The movie business has produced many big names through the decades. But during the 1930’s, an era which produced Clark Gable, Marlene Dietrich, and James Cagney, few stars were bigger than a little girl.
Temple was born in 1928 in Santa Monica, California. Enrolled at an early age in dance school, she was quickly discovered by Educational Pictures and cast in a series of Baby Burlesks shorts. She was soon signed to a contract with Fox Films (later 20th Century-Fox) where movies were specifically produced to capitalize on her talents.
Temple was the top box office star for four years in a row (1935-1938) while America was struggling during the Great Depression. President Franklin D. Roosevelt once said, “It is a splendid thing that for just 15 cents an American can go to a movie and look at the smiling face of a baby and forget his troubles.” Films during this period were Baby Take a Bow (1934), Bright Eyes (1934), The Little Colonel (1935), Curly Top (1935), Dimples (1936), Heidi (1937), and The Little Princess (1939). She is rumored to have been offered the role of Dorothy in MGM’s The Wizard of Oz (1939), but Fox refused to loan her out.
After taking a break for Hollywood, a teenage Shirley Temple returned in such films as Since You Went Away (1944), The Bachelor and the Bobby-Soxer (1947), and Fort Apache (1948). Later films failed to live up to her earlier success and she retired from acting in 1950, at the age of 22.
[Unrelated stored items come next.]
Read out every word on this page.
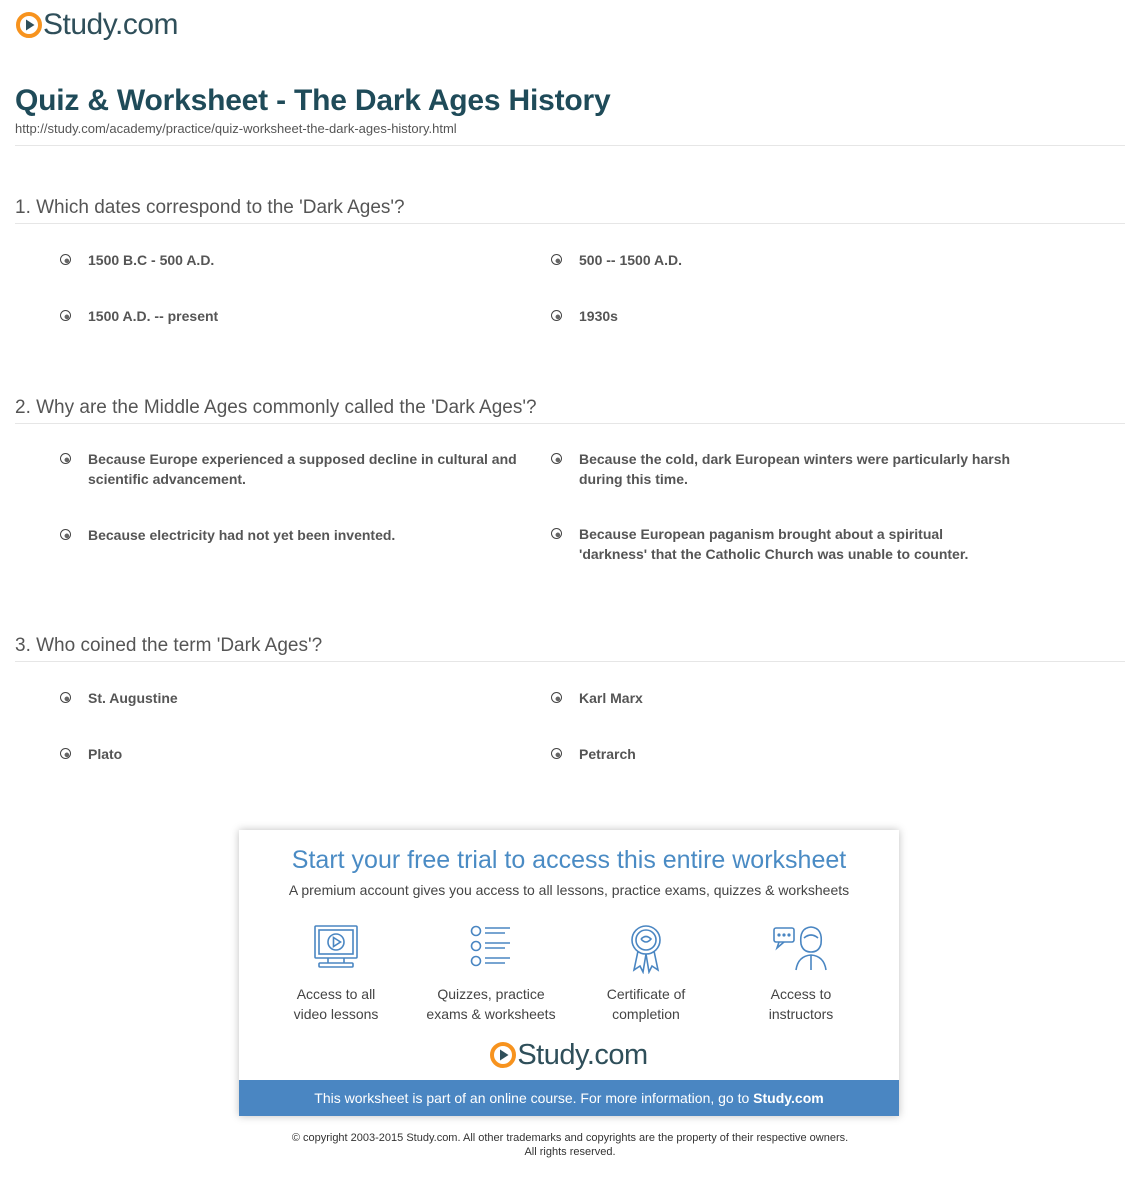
Study.com
Quiz & Worksheet - The Dark Ages History
http://study.com/academy/practice/quiz-worksheet-the-dark-ages-history.html
1. Which dates correspond to the 'Dark Ages'?
1500 B.C - 500 A.D.	500 -- 1500 A.D.
1500 A.D. -- present	1930s
2. Why are the Middle Ages commonly called the 'Dark Ages'?
Because Europe experienced a supposed decline in cultural and scientific advancement.
Because the cold, dark European winters were particularly harsh during this time.
Because electricity had not yet been invented.	Because European paganism brought about a spiritual 'darkness' that the Catholic Church was unable to counter.
3. Who coined the term 'Dark Ages'?
St. Augustine	Karl Marx
Plato	Petrarch
Start your free trial to access this entire worksheet
A premium account gives you access to all lessons, practice exams, quizzes & worksheets
Access to all
video lessons
Quizzes, practice
exams & worksheets
Certificate of
completion
Access to
instructors
Study.com
This worksheet is part of an online course. For more information, go to Study.com
© copyright 2003-2015 Study.com. All other trademarks and copyrights are the property of their respective owners.
All rights reserved.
In the 1960s, Temple turned her interested in politics into a newfound career. She was appointed representative to the United Nations, served as U.S. Ambassador to Ghana and later to Czechoslovakia. She was also appointed Chief of Protocol to the United States, the first woman to hold that position.
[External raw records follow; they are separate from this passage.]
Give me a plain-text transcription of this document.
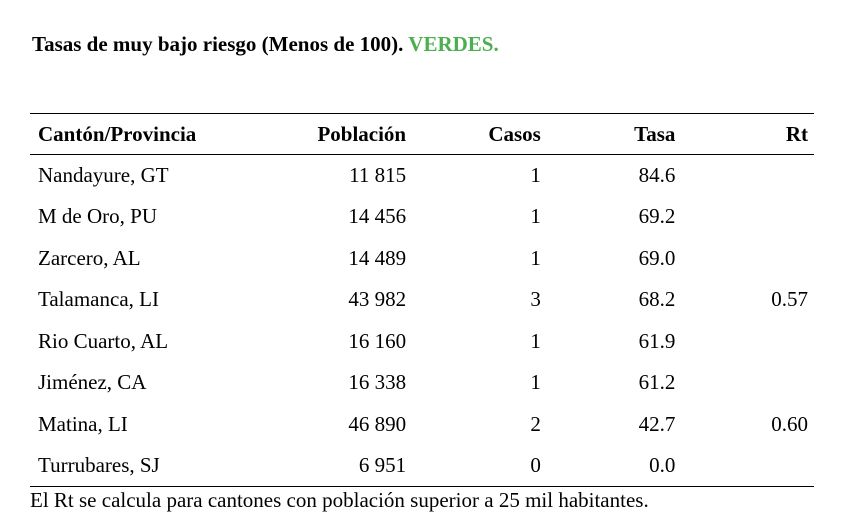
Tasas de muy bajo riesgo (Menos de 100). VERDES.
Cantón/Provincia	Población	Casos	Tasa	Rt
Nandayure, GT	11 815	1	84.6	
M de Oro, PU	14 456	1	69.2	
Zarcero, AL	14 489	1	69.0	
Talamanca, LI	43 982	3	68.2	0.57
Rio Cuarto, AL	16 160	1	61.9	
Jiménez, CA	16 338	1	61.2	
Matina, LI	46 890	2	42.7	0.60
Turrubares, SJ	6 951	0	0.0	
El Rt se calcula para cantones con población superior a 25 mil habitantes.
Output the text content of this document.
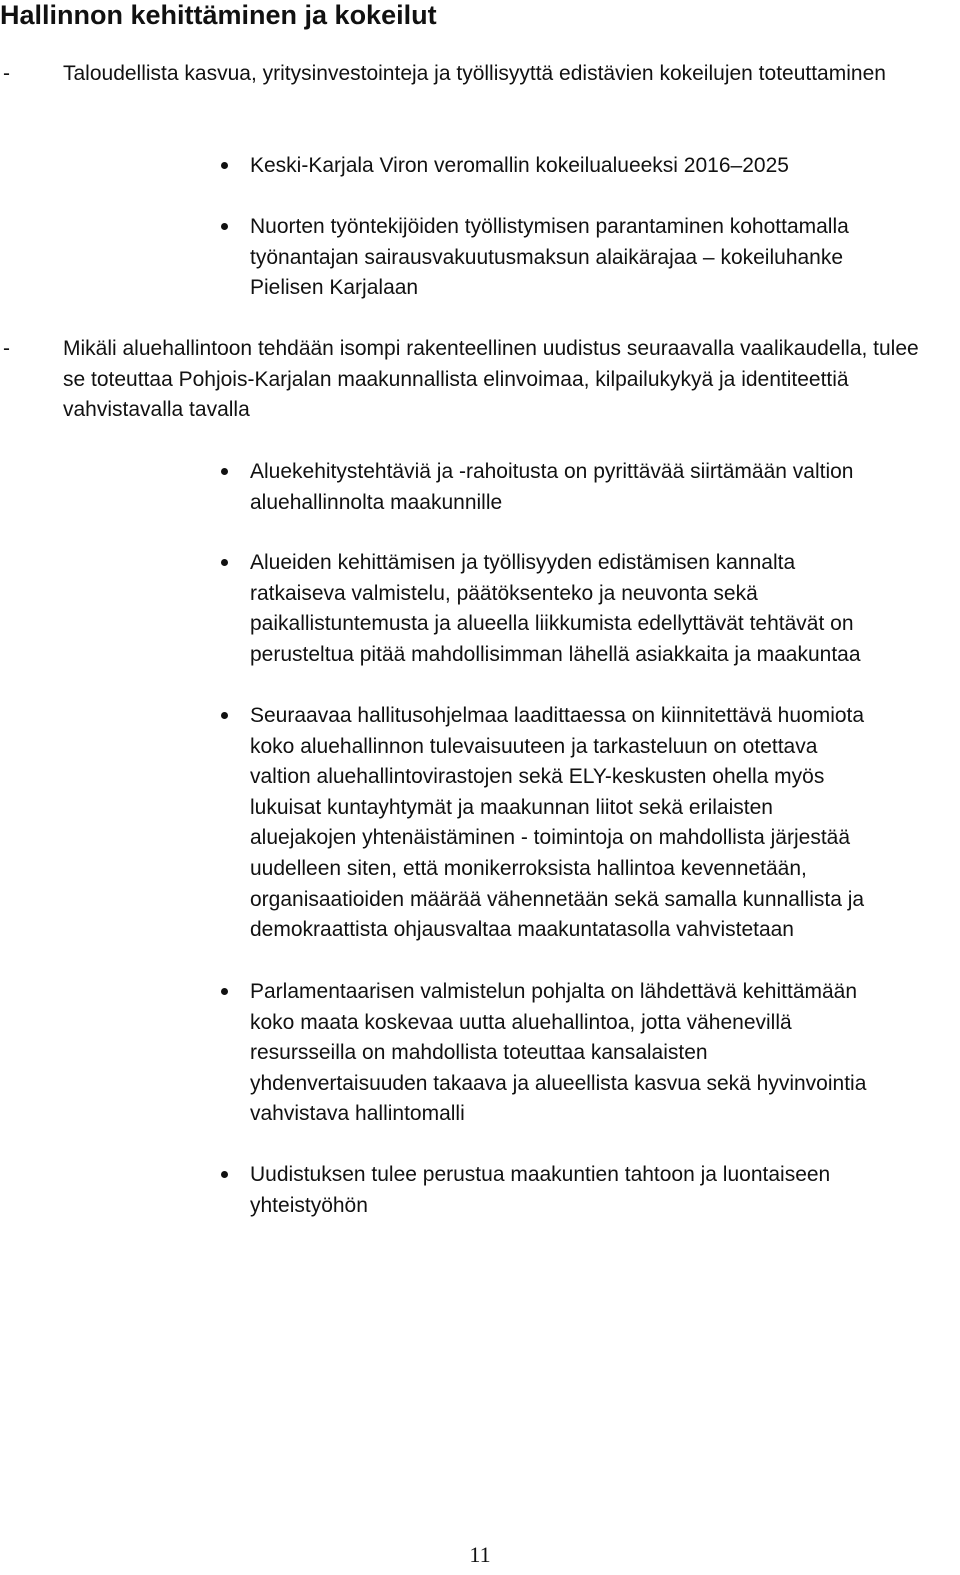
Hallinnon kehittäminen ja kokeilut
-	Taloudellista kasvua, yritysinvestointeja ja työllisyyttä edistävien kokeilujen toteuttaminen
Keski-Karjala Viron veromallin kokeilualueeksi 2016–2025
Nuorten työntekijöiden työllistymisen parantaminen kohottamalla
työnantajan sairausvakuutusmaksun alaikärajaa – kokeiluhanke
Pielisen Karjalaan
-	Mikäli aluehallintoon tehdään isompi rakenteellinen uudistus seuraavalla vaalikaudella, tulee se toteuttaa Pohjois-Karjalan maakunnallista elinvoimaa, kilpailukykyä ja identiteettiä vahvistavalla tavalla
Aluekehitystehtäviä ja -rahoitusta on pyrittävää siirtämään valtion
aluehallinnolta maakunnille
Alueiden kehittämisen ja työllisyyden edistämisen kannalta
ratkaiseva valmistelu, päätöksenteko ja neuvonta sekä
paikallistuntemusta ja alueella liikkumista edellyttävät tehtävät on
perusteltua pitää mahdollisimman lähellä asiakkaita ja maakuntaa
Seuraavaa hallitusohjelmaa laadittaessa on kiinnitettävä huomiota
koko aluehallinnon tulevaisuuteen ja tarkasteluun on otettava
valtion aluehallintovirastojen sekä ELY-keskusten ohella myös
lukuisat kuntayhtymät ja maakunnan liitot sekä erilaisten
aluejakojen yhtenäistäminen - toimintoja on mahdollista järjestää
uudelleen siten, että monikerroksista hallintoa kevennetään,
organisaatioiden määrää vähennetään sekä samalla kunnallista ja
demokraattista ohjausvaltaa maakuntatasolla vahvistetaan
Parlamentaarisen valmistelun pohjalta on lähdettävä kehittämään
koko maata koskevaa uutta aluehallintoa, jotta vähenevillä
resursseilla on mahdollista toteuttaa kansalaisten
yhdenvertaisuuden takaava ja alueellista kasvua sekä hyvinvointia
vahvistava hallintomalli
Uudistuksen tulee perustua maakuntien tahtoon ja luontaiseen
yhteistyöhön
11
Shirley Temple was married twice. First to actor John Agar from 1945-1950 (she made two films with him, including Fort Apache), giving birth to a daughter. Later in 1950 she married businessman Charles Black (1919-2005), giving birth to a son and a daughter. She was known as Shirley Temple Black for the rest of her professional and personal life.
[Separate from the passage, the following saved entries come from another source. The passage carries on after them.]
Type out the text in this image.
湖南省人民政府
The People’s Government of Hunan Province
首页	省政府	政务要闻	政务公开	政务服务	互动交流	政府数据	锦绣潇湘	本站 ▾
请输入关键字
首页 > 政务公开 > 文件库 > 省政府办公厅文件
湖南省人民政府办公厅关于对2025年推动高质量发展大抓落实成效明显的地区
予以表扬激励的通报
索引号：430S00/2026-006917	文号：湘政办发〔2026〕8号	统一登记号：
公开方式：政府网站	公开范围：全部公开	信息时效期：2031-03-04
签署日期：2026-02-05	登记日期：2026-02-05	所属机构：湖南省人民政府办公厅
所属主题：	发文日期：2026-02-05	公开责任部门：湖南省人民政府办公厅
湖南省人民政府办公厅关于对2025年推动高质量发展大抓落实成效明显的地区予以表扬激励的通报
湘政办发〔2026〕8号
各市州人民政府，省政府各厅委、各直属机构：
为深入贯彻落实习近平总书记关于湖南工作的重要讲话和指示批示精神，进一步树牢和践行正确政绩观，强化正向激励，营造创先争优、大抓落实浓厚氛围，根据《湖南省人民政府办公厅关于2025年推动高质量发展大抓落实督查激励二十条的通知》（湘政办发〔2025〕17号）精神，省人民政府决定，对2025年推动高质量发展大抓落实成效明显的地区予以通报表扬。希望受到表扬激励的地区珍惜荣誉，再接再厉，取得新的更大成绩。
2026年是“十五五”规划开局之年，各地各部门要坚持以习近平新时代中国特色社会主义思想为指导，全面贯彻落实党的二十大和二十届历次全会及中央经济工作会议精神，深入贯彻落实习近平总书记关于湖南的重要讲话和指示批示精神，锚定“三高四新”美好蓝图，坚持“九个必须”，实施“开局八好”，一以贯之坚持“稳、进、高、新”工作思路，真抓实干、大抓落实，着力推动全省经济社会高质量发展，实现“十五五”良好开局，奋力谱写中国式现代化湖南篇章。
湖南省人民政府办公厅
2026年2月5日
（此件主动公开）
One cannot under-estimate the incredible influence of a young Shirley Temple. Her films were major successes for 20th Century-Fox (she’s credited with saving the studio). Dolls, dresses, toys and books with her likeness were hugely popular and continue to be much sought after by collectors. She was also featured in advertising for household products, radios, automobiles and even breakfast cereal.
Thankfully many of Shirley Temple’s films are on DVD (and available for check-out) allowing us to revisit the career of this movie legend. Do you have a favorite Shirley Temple movie?